What will it truly take for companies and non-profit organizations to engage with governmental actors to solve public problems? The first major theme that arose from these discussions is that trust must develop through longer-term conversations between leaders from different sectors. This takes time, because the foundations for taking action in the public and private sectors are so different. In the private sector, experimentation and learning are valued. Flexibility and pivoting are important. In the public sector, stability, transparency and accountability are valued. Equal treatment of citizens means that experiments are difficult to design and implement. Learning must occur before doing rather than by doing.

A second theme reflects the logic that leads to the engagement of the private sector in solving public problems in partnership with government. Why and when is it necessary to involve private-sector actors? Satisfactory answers to this question generally revolve around the expertise, capabilities, targeting, learning and ultimate scaling that can occur privately. Less-good answers generally involve access to money and/or particular individuals. Indeed, many of us overestimate the wealth of the private sector as compared to the enormous monetary resources and scale of the public sector. Overall, because collaboration across sectors is so costly and cumbersome, it’s important to make sure that the potential gains make the risks and costs worth incurring.

A third theme involves the importance of keeping the goals narrow so as to sustain engagement on both sides over time. Broad goals are a killer. Local, well-scoped impact projects that generate early ‘wins’ are often critical for building collaborations that last.

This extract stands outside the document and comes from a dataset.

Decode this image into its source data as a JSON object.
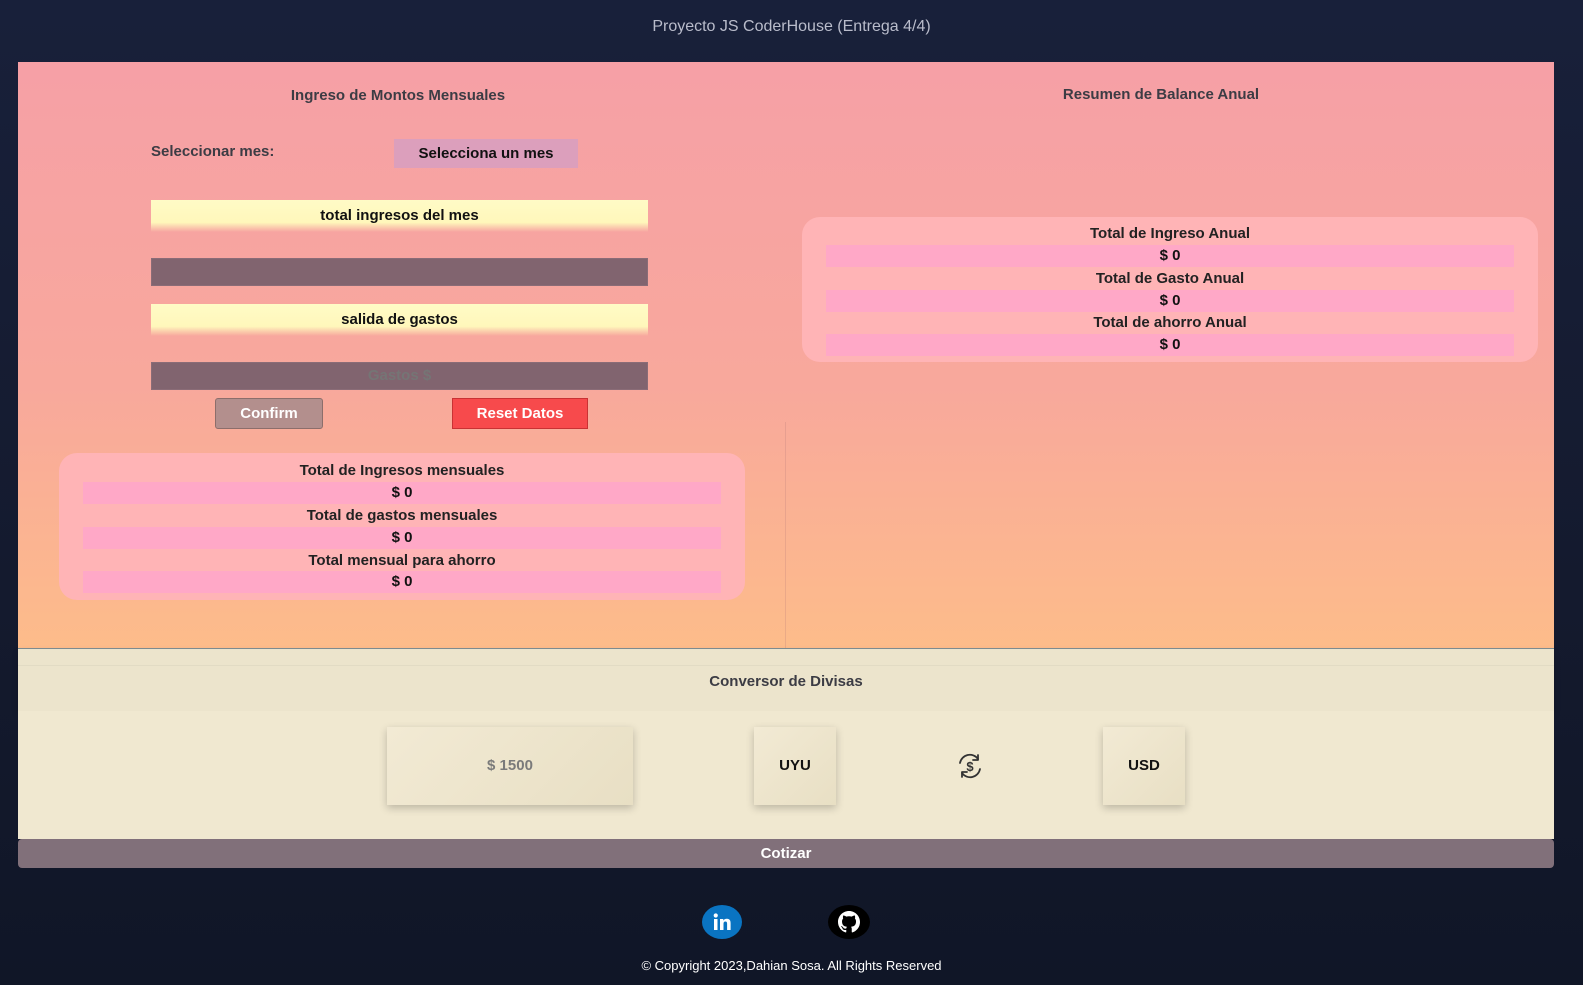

Corporate social responsibility is giving way to an agenda for private innovation in the public interest that is a ground-up reconceptualization that builds in some elements of the historical approach. For example, the idea that corporations can find value-creating opportunity in serving disenfranchised stakeholders continues to be important, but the way that this is accomplished is quite different than through centralized, top-down initiatives. What Pi2 experts emphasize is experimentation, pivoting and learning through mutual commitment and engagement before scaling begins.

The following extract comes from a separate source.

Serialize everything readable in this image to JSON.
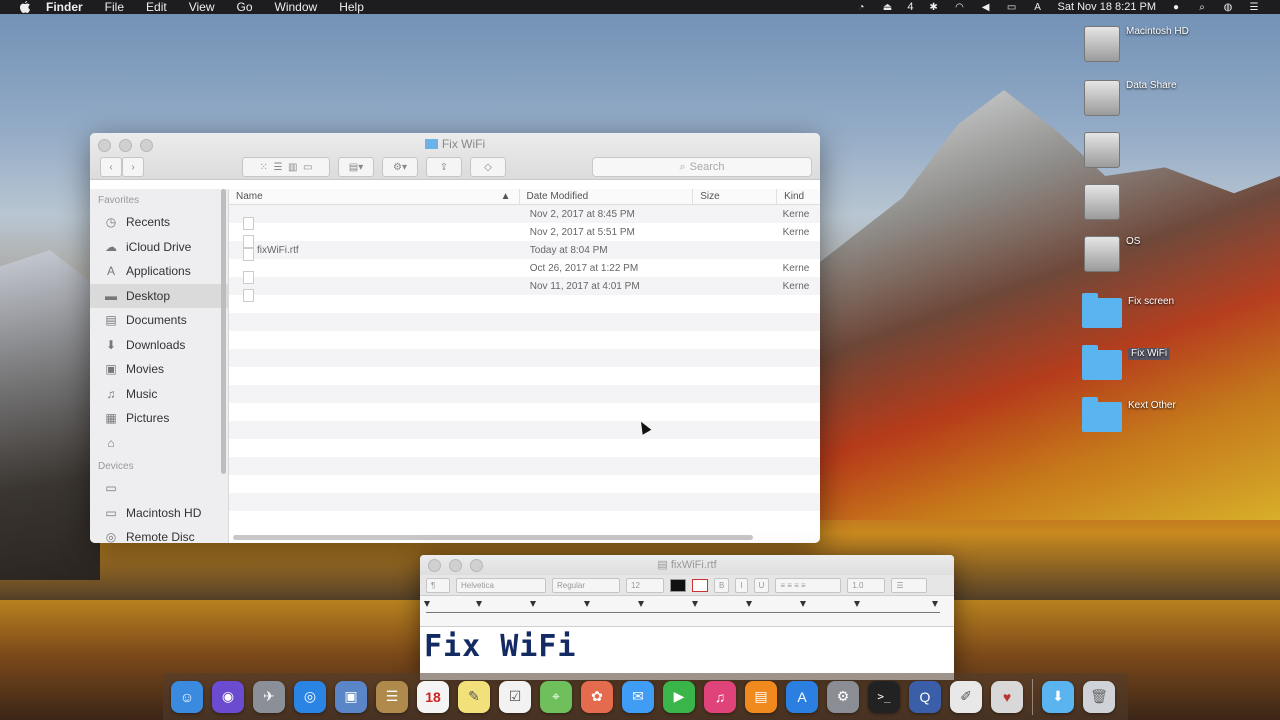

Despite the recent suppression of DEI, many companies continue to find compelling opportunities in underserved markets. More than ever, organizations of all types are seeking authentic, long-term relationships with a range of stakeholders to cultivate the mutual learning and collaborative design that leads to successful outcomes for both the public and the company.

Moving forward, the goal is authentic fulfillment of important needs. It is the mandate of a new generation to do this with integrity and compassion. There is a new agenda for CSR: private innovation in the public interest.

This article originally appeared in the Winter 2026 issue of Rotman Management magazine.
 


Anita McGahan is a professor of strategic management at the Rotman School of Management and the Munk School of Global Affairs & Public Policy.